In "Superman," several possible story lines emerge about a 1950s Havana sex-show superstar who disappeared as soon as the revolution triumphed. "North/South" portrays a migrant family trying to cope with separation, lives on different hemispheres, and the eventual disintegration of blood ties. "The Cola of Oblivion" follows the path of a young woman who returns to Cuba, and who inadvertently uncorks a history of accommodation and betrayal among the family members who stayed behind during the revolution. In the title story, "The Tower of the Antilles," an interrogation reveals a series of fantasies about escape and a history of futility.
With language that is both generous and sensual, Obejas writes about existences beset by events beyond individual control, and poignantly captures how history and fate intrude on even the most ordinary of lives.

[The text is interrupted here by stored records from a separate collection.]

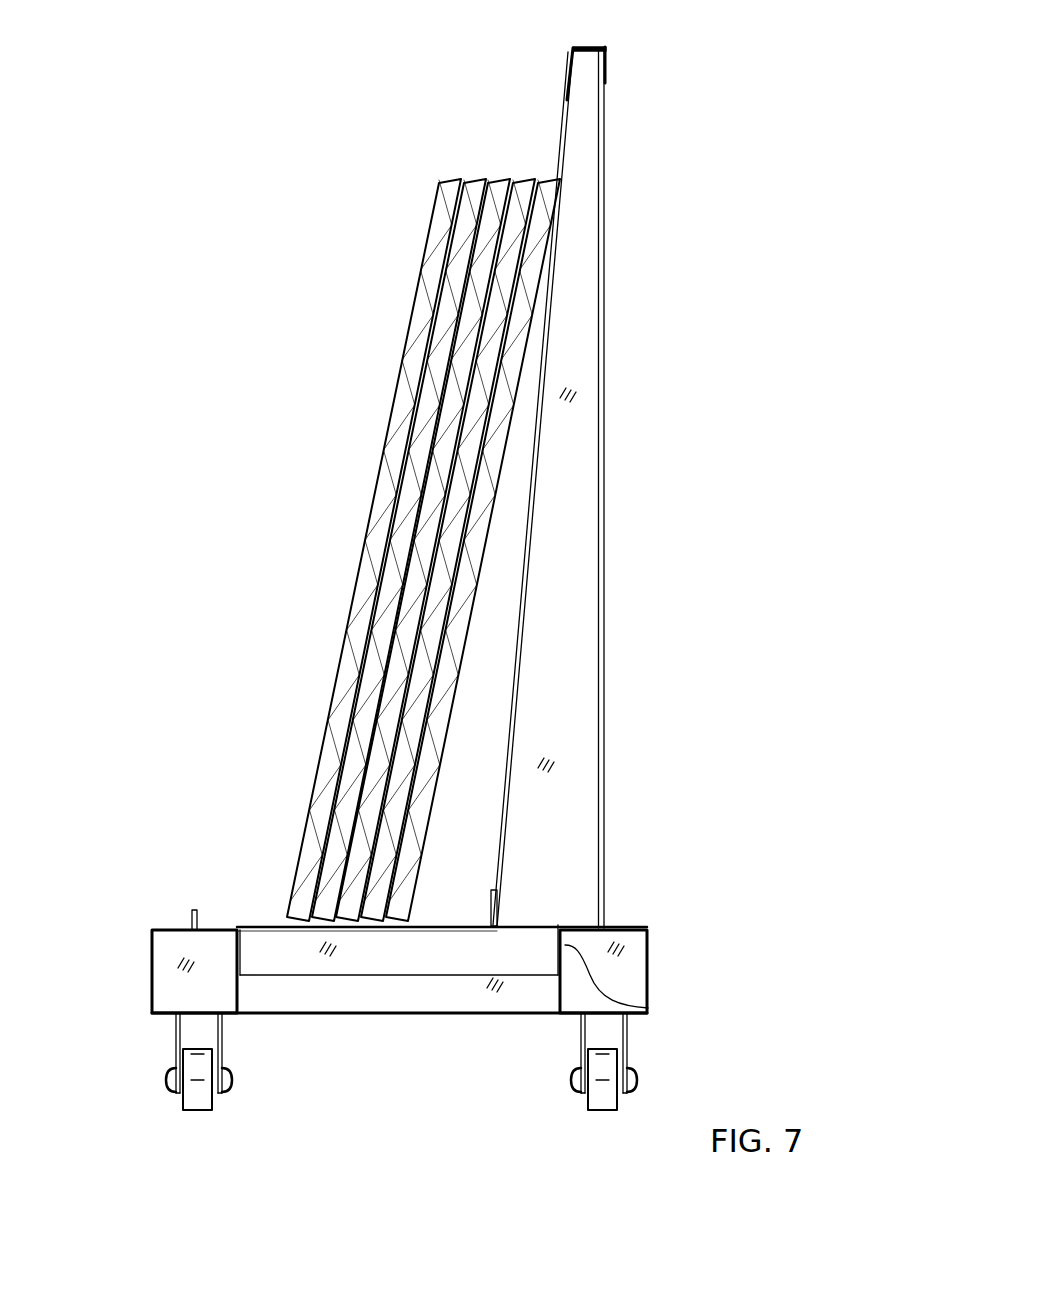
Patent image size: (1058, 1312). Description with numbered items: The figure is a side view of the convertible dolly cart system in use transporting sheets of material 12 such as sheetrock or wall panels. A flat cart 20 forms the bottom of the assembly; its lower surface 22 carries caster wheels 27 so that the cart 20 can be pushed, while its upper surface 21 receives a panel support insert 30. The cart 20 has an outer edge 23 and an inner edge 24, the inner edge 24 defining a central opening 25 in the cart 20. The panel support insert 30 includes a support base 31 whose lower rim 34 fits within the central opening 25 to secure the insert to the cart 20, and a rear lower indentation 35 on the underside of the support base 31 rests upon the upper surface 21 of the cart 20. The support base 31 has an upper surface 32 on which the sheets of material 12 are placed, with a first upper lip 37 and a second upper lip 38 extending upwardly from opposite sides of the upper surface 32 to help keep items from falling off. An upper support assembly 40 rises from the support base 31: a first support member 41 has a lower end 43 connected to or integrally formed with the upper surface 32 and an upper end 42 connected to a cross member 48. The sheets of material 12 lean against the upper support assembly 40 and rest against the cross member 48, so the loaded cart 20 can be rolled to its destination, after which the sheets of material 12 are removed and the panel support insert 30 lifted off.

The sheets of material 12 is at (405, 350).
The cart 20 is at (140, 952).
The upper surface 21 is at (626, 930).
The lower surface 22 is at (420, 1015).
The outer edge 23 is at (648, 950).
The inner edge 24 is at (240, 998).
The central opening 25 is at (423, 1008).
The wheels 27 is at (200, 1112).
The panel support insert 30 is at (240, 638).
The support base 31 is at (238, 928).
The upper surface 32 is at (270, 925).
The lower rim 34 is at (460, 950).
The rear lower indentation 35 is at (648, 1008).
The first upper lip 37 is at (190, 915).
The second upper lip 38 is at (492, 918).
The upper support assembly 40 is at (612, 352).
The first support member 41 is at (576, 537).
The upper end 42 is at (588, 67).
The lower end 43 is at (568, 916).
The cross member 48 is at (590, 47).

Questions of personal and national identity percolate through the stories in Obejas's (Ruins) memorable short fiction collection, most of which is set in Cuba, the author's birthplace. In "The Cola of Oblivion," a family of Cuban nationals try to cajole the American daughter of a counterrevolutionary relative into a contrived scheme to help them emigrate by claiming her family has a moral obligation to them. "Superm n" is the tale of a Cuban sex worker whose unbridled libido is equated with the freewheeling spirit of the prerevolutionary nation. The narrator of "The Maldives," who grew up in overcrowded familial living arrangements in Cuba, decides to move to an underpopulated location when she is diagnosed with a brain tumor that will eventually "leave me trapped in my own body." Some of the stories are more collections of impressions than straightforward narratives, but all are distinguished by the author's skill at fixing their moments in piquant imagery: for example, a character in "Waters" says of her acclimation to the simmering climate of Cuba, "I am as comfortable in this state of humidity, as at home in it as if I were in amniotic fluid." These 10 stories show Obejas's talent, illuminating Cuban culture and the innermost lives of her characters.